Spring Chicken (or Tofu) Casserole

Updated: Jun 13

I've cooked this recipe with both chicken and tofu and it's a tasty, easy, and quick Spring meal any time of the week - enjoy!!


Spring Chicken Casserole

Ingredients
  • 1 tbsp olive oil

  • 1 onion, chopped

  • 1 lb. boneless, skinless chicken thigh or 1 lb. tofu, pressed (for at least an hour) and cut into 1-2 inch cubes

  • 1 1/4 cups small new potatoes

  • 16oz low-salt vegetable stock

  • 1 ½ cups broccoli, cut into small florets

  • 1 ½ cups spring green, shredded

  • 2/3 cup small peas

  • 1 bunch spring onion, sliced

  • 2 tbsp pesto

Directions
  • Heat the oil in a large, heavy pan.
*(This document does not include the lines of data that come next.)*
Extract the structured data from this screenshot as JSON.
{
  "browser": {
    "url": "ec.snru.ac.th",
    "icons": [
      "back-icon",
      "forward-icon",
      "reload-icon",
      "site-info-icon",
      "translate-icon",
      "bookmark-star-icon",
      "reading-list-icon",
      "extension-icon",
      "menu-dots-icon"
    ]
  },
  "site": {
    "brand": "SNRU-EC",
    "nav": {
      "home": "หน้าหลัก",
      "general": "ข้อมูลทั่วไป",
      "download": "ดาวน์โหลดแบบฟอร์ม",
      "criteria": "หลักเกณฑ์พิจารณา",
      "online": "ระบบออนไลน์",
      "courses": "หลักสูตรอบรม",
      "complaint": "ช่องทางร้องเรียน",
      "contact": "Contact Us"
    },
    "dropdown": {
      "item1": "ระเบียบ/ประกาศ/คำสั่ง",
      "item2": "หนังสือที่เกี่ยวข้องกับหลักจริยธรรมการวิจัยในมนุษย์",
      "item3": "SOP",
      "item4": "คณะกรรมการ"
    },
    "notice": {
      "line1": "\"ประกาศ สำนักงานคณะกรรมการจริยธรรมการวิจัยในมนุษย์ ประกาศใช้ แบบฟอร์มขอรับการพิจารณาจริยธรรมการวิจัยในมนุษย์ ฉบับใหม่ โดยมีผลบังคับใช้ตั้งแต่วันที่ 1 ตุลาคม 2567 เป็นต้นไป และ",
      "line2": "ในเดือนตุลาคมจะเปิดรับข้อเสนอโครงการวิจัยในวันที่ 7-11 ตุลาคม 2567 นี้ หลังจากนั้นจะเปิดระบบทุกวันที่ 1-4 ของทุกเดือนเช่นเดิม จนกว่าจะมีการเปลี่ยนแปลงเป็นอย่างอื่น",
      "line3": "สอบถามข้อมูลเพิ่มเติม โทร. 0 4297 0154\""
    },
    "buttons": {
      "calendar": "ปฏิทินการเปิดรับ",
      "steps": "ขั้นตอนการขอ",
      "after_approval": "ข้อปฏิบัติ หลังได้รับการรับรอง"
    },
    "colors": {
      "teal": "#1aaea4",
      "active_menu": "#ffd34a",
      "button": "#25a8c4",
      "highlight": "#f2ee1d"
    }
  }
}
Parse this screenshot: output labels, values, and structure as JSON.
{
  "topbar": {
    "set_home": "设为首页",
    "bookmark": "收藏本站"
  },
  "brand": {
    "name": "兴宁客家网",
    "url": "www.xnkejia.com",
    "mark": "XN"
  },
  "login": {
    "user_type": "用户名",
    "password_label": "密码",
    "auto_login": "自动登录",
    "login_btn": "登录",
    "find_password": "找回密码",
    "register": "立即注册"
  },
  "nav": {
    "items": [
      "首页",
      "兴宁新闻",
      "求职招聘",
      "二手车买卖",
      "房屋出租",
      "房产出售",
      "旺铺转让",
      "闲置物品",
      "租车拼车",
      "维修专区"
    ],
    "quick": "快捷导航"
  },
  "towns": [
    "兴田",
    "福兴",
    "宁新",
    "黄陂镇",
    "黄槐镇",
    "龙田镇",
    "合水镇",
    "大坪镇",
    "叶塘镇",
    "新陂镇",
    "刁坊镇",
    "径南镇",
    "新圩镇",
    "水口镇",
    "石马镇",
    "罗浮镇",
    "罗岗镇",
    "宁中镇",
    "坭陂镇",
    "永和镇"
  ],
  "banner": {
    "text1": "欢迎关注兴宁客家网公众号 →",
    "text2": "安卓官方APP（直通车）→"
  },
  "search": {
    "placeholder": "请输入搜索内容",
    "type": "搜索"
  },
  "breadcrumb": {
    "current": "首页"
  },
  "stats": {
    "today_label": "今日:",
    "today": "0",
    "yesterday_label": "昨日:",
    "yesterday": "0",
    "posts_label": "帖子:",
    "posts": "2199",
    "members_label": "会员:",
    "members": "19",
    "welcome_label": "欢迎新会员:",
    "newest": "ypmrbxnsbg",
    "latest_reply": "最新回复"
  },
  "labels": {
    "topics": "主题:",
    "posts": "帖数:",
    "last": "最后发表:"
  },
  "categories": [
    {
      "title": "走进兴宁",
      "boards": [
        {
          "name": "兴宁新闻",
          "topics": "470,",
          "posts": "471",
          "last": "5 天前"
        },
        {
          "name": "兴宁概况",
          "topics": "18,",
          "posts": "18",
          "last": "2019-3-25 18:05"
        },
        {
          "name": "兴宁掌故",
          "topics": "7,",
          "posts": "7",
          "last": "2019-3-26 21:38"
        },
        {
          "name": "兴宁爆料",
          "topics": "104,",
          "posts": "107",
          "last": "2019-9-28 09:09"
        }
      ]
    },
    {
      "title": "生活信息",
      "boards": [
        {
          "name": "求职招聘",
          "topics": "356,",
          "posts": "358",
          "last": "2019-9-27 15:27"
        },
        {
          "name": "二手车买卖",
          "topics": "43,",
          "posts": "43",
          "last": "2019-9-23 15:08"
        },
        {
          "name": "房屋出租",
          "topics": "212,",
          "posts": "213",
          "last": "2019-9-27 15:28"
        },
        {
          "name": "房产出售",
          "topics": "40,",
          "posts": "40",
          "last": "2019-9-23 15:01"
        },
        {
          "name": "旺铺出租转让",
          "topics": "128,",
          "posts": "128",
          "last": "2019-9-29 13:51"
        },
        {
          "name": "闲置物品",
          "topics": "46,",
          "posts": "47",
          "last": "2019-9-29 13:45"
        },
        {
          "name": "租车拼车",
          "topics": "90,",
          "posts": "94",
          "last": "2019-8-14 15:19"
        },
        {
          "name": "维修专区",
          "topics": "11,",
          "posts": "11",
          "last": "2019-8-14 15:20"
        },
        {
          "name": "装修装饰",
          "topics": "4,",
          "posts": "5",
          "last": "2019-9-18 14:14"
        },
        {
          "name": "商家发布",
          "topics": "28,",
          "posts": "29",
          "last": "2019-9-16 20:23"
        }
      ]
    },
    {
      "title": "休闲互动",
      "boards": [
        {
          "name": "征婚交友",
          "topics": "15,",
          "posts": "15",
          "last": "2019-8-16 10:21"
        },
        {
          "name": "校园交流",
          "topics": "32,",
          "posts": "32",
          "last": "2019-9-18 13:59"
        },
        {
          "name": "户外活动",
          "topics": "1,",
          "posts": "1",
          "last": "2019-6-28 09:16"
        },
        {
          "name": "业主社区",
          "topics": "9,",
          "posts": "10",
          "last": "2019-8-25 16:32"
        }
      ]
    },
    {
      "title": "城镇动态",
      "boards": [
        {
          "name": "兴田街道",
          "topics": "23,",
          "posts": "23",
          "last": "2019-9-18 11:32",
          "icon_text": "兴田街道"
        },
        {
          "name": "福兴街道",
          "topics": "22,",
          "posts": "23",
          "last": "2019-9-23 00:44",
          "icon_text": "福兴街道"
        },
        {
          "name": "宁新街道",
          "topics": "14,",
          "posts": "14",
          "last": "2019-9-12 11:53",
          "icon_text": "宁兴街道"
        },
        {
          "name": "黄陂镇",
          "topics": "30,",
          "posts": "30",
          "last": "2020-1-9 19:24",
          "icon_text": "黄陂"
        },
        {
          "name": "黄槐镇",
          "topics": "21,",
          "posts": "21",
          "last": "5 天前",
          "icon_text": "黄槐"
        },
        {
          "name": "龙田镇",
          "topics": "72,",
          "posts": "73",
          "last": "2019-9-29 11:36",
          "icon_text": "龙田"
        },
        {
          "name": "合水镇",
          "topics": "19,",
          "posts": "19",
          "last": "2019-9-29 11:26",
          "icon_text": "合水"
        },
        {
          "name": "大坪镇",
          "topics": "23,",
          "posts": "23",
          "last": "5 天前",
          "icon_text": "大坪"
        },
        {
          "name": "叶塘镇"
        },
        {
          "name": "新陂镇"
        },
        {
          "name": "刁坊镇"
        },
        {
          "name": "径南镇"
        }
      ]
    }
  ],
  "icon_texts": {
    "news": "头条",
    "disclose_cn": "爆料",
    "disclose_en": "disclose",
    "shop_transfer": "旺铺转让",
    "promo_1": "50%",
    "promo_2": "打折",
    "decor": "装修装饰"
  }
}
Add the onion, gently fry for 5 mins until softened, add the chicken, then fry until lightly colored. Add the potatoes, stock, and plenty of freshly ground black pepper then bring to a boil. Cover, then simmer for 30 mins until the potatoes are tender and the chicken is cooked.

  • Add the broccoli, spring greens, peas, and spring onions, stir well, then return to the boil. Cover, then cook for 5 mins more, stir in the pesto, and heat through.